= De-alerting =

Method to delay nuclear weapon launch time

De-alerting introduces some reversible physical change(s) to nuclear weapons or weapon systems in order to lengthen the time required to use nuclear weapons in combat. Because thousands of strategic nuclear warheads mounted on ballistic missiles remain on high-alert, launch-ready status, capable of being launched in only a few minutes, de-alerting has been proposed as a means to reduce likelihood that these forces will be used deliberately or accidentally.

De-alerting can be used to rapidly implement existing nuclear arms control agreements ahead of schedule. Arms control agreements create a timetable to introduce irreversible changes to weapon systems (designed to reduce or eliminate the total numbers of these systems), but these changes generally occur incrementally over the course of a number of years. De-alerting can quickly implement the entire range of negotiated reductions in a reversible fashion (which over time are then made irreversible), thereby bringing the benefits of the negotiated reductions into being much more rapidly.

It has been proposed that de-alerted nuclear weapon systems be classified into at least two categories or stages. Stage I de-alerted weapons would require 24 hours to bring the weapon system back to high-alert status, and would preclude Launch-on-Warning capability and policy, thereby making impossible an accidental nuclear war caused by a false warning generated by early warning systems.

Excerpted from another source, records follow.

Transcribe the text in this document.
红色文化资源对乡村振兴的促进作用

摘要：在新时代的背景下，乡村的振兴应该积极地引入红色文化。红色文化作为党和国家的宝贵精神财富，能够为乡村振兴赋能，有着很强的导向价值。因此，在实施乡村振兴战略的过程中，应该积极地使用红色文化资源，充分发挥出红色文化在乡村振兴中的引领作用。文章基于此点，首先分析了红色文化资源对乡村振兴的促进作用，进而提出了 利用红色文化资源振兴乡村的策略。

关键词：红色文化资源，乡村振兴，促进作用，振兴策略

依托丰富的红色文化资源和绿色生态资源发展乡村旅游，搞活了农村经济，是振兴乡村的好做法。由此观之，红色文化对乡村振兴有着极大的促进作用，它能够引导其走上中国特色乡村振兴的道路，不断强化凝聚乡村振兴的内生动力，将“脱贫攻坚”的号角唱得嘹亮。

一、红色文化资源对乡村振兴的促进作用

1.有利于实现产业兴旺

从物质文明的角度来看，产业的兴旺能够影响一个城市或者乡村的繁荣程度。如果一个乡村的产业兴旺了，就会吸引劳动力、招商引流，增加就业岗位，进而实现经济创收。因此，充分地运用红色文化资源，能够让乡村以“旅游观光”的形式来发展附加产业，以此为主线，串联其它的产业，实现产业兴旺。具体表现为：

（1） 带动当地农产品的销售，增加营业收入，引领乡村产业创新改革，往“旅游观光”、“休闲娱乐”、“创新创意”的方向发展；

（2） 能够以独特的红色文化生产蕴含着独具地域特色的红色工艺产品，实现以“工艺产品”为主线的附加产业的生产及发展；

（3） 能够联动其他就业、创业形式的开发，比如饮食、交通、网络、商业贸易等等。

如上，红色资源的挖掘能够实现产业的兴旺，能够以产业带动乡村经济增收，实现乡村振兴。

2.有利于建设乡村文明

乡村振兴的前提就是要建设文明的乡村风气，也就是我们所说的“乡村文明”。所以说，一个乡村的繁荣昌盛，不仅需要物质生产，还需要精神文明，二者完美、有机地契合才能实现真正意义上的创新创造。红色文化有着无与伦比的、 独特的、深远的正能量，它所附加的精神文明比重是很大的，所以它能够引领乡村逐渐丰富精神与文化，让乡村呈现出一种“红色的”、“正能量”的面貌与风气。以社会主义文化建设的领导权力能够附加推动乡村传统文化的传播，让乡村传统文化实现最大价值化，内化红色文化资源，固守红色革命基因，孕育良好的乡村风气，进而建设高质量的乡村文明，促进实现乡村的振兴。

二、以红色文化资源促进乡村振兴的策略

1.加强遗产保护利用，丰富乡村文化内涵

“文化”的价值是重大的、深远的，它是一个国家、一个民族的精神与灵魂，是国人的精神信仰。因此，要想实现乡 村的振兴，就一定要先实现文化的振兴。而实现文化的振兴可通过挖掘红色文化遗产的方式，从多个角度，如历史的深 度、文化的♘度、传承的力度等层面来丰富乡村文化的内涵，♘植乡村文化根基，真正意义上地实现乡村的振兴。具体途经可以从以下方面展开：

==Examples of de-alerting==
1. Placing large, visible barriers on top of missile silo lids would be difficult to rapidly remove and could be easily monitored by on-site observers or national technical means (satellites).
2. Removing or altering firing switches of missiles to prevent rapid launch.
3. Removing batteries, gyroscopes, or guidance mechanisms from rockets or re-entry vehicles.
4. Removing warheads from missiles and storing them in a separate, monitored location. Technical means could be engineered to provide frequent checks that nuclear missiles posed no immediate threat.

==Limitations==

De-alerting may require negotiations and verification procedures in order to accomplish symmetrical force reductions on both sides. However, de-alerting can occur rapidly if sufficient political will exists, e.g., in 1991, the Bush and Gorbachev Presidential Nuclear Initiatives resulted in the de-alerting of US and Soviet strategic bombers and the storage of their nuclear weapons, as well as the early retirement of 503 ICBMs, including 134 with multiple warheads scheduled for elimination under START I. The process eventually led to a reduction of 17,000 deployed tactical nuclear weapons, the deepest reductions in nuclear arsenals to date.